【岩本輝雄】“川崎ボックス”の中に遠藤が鎮座。サウジ戦の勝因は彼ら5人の安定感だ

2022年02月01日 岩本輝雄

真ん中のゾーンが相手を監視して分厚い壁に

守田(左)や田中(17番)ら川崎4人衆に、遠藤(6番)を加えた中央の5人の安定感は素晴らしかった。写真:金子拓弥(サッカーダイジェスト写真部/JMPA代表撮影)

 サウジ戦は完勝だったね。前のコラムで予想したとおり、南野が点を決めて日本がリードを奪う。そして後半の早い時間帯に伊東が追加点。伊東は南野の得点もアシストすれば、守備でも奮闘。攻守両面で絶大な存在感を示していた。

 少なからず批判の声が聞こえてくる長友に関しても、今日の出来は及第点以上だったんじゃないかな。逆境をパワーに変えて、アグレッシブに闘っていたと思う。

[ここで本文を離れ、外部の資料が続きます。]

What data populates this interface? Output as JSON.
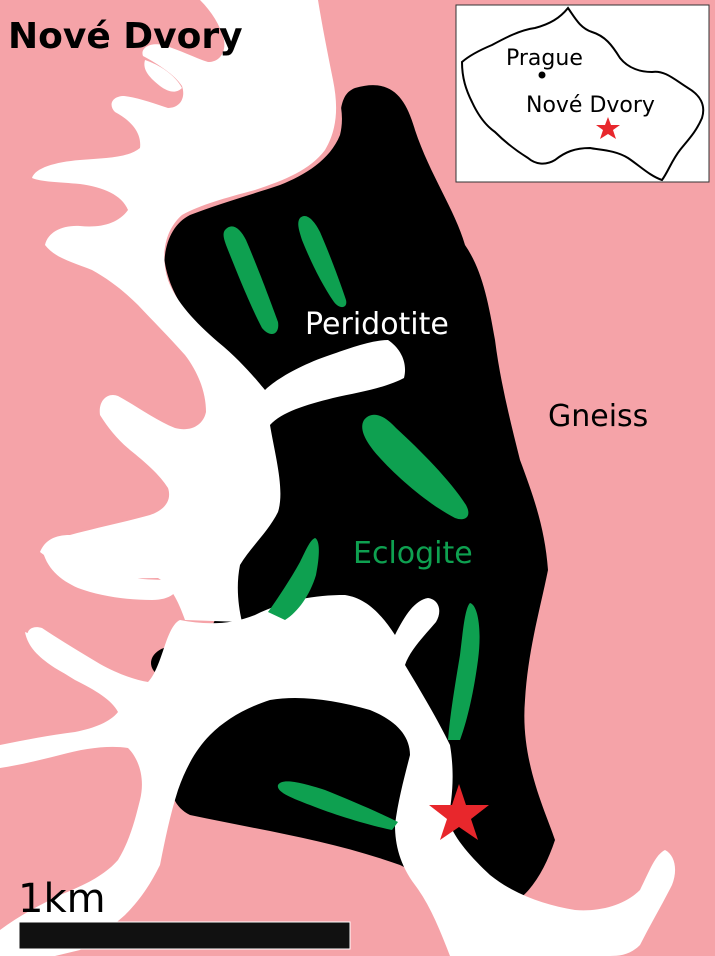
{
  "map": {
    "title": "Nové Dvory",
    "labels": {
      "peridotite": "Peridotite",
      "gneiss": "Gneiss",
      "eclogite": "Eclogite"
    },
    "scale_bar": {
      "label": "1km"
    },
    "inset": {
      "city": "Prague",
      "site": "Nové Dvory"
    },
    "colors": {
      "gneiss": "#f5a3a8",
      "peridotite": "#000000",
      "eclogite": "#0ea050",
      "unmapped": "#ffffff",
      "site_marker": "#e8272c"
    },
    "icons": {
      "site": "star-icon",
      "city": "dot-icon"
    }
  }
}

 サウジもさすがにグループ首位を走るだけに、良いチームだった。中盤のつなぎもスムーズだったし、日本が一瞬でも隙を見せたらやられる、という雰囲気があった。

 でも、そうはならなかった。ピンチらしいピンチは限られていたのは、中央の5人が堅かったから。CBの谷口と板倉、アンカーの遠藤、インサイドハーフの守田と田中。この真ん中のゾーンがしっかりと相手を監視して、分厚い壁となっていた。

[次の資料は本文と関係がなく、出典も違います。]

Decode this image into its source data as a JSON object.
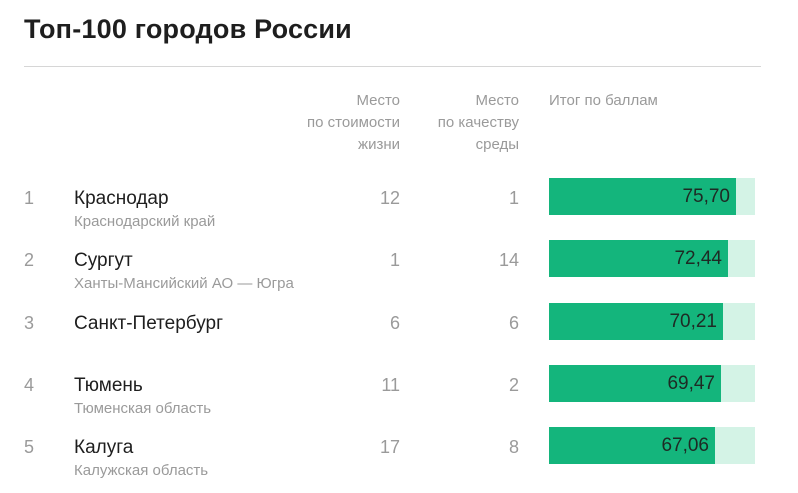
{
  "title": "Топ-100 городов России",
  "colors": {
    "bar_fill": "#14b57c",
    "bar_track": "#d4f3e6",
    "muted_text": "#9a9a9a"
  },
  "chart_data": {
    "type": "table",
    "title": "Топ-100 городов России",
    "columns": {
      "cost": [
        "Место",
        "по стоимости",
        "жизни"
      ],
      "quality": [
        "Место",
        "по качеству",
        "среды"
      ],
      "total": "Итог по баллам"
    },
    "score_scale_max": 100,
    "rows": [
      {
        "rank": "1",
        "city": "Краснодар",
        "region": "Краснодарский край",
        "cost_place": "12",
        "quality_place": "1",
        "score": 75.7,
        "score_label": "75,70"
      },
      {
        "rank": "2",
        "city": "Сургут",
        "region": "Ханты-Мансийский АО — Югра",
        "cost_place": "1",
        "quality_place": "14",
        "score": 72.44,
        "score_label": "72,44"
      },
      {
        "rank": "3",
        "city": "Санкт-Петербург",
        "region": "",
        "cost_place": "6",
        "quality_place": "6",
        "score": 70.21,
        "score_label": "70,21"
      },
      {
        "rank": "4",
        "city": "Тюмень",
        "region": "Тюменская область",
        "cost_place": "11",
        "quality_place": "2",
        "score": 69.47,
        "score_label": "69,47"
      },
      {
        "rank": "5",
        "city": "Калуга",
        "region": "Калужская область",
        "cost_place": "17",
        "quality_place": "8",
        "score": 67.06,
        "score_label": "67,06"
      }
    ]
  }
}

 安定感があるし、距離感も良い。特に、新旧フロンターレ組の4人は、さすがの連係を見せていた。彼らは相手の外し方も上手いし、ボールもテンポ良く動かせる。この"川崎ボックス"の中で、遠藤がどんと構える。いつも言っていることだけど、後ろが安定していないと、攻撃もままならない。サウジを相手に、吉田、冨安という主力2人の不在を感じさせないパフォーマンスは素晴らしかった。
 
 距離感という意味では、気になったのは前線かな。4-3-3のシステムで、CFの大迫にボールが入った時に、孤立してしまう場面が少なくなかった。これが4-2-3-1なら、トップ下がいるからスッと大迫に近寄れるけど、たとえば左ウイングの南野にしても、中に絞る動きにセンスがあるとはいえ、距離があるからサポートがどうしても遅くなってしまう。

 攻撃面を考えれば、トップ下がいたほうがいいかもしれない。一方で守備面を考えれば、今の中盤3枚の安定感は捨てがたい……。難しいところだけど、そこは今後の課題だとして、とにかく日本はサウジに勝って、これで5連勝を達成。このままの勢いで、最後まで勝ち続けてほしいね。